Cóż, zidentyfikowaliśmy 18 krajów, gdzie poziom wód gruntowych spada w wyniku nadmiernego pompowania w związku z irygacją. Te 18 krajów mieści ponad połowę światowej populacji i obejmuje trzech wielkich producentów zbóż: Chiny, Indie i Stany Zjednoczone. Niektóre z tych baniek bazują na wykorzystywaniu wody kopalnej – to woda do irygacji pompowana z kopalnych warstw wodonośnych. Kopalna warstwa wodonośna nie ulega ponownemu uzupełnieniu. Większość światowych warstw wodonośnych wypełniają cyklicznie opady deszczu. Ale jedna z najbardziej dramatycznych pękających baniek znajduje się w Arabii Saudyjskiej.
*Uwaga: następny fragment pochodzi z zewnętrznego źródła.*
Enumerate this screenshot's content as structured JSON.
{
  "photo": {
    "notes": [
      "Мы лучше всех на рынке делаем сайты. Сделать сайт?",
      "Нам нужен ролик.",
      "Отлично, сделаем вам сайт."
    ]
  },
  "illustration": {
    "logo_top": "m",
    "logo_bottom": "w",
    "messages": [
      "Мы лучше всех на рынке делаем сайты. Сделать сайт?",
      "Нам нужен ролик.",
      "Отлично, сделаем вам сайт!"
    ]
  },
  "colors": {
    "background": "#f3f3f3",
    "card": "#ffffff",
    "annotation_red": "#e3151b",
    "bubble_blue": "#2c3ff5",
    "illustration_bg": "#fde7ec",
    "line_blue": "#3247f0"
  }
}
Południowy wschód był samowystarczalny w produkcji pszenicy przez z górą 20 lat. I właśnie kilka lat temu ogłoszono, że kopalne warstwy wodonośne – z których pompują – w dużej mierze zostały wyczerpane i produkcja pszenicy doczeka się w ciągu najbliższych ośmiu lat stopniowego zatrzymania. De facto zbiory pszenicy skurczyły się tam o 70% przez zaledwie dwa lub trzy lata – na przestrzeni najbliższego roku całkowicie wycofają się z produkcji pszenicy. Zatem jest to jest szczególnie dramatyczne pęknięcie bańki z dwóch powodów. Pierwszy: w Arabii Saudyjskiej bez wody do irygacji prawdopodobnie nie będzie już rolnictwa, a kraj był całkowicie uzależniony od jednej kopalnej warstwy wodonośnej.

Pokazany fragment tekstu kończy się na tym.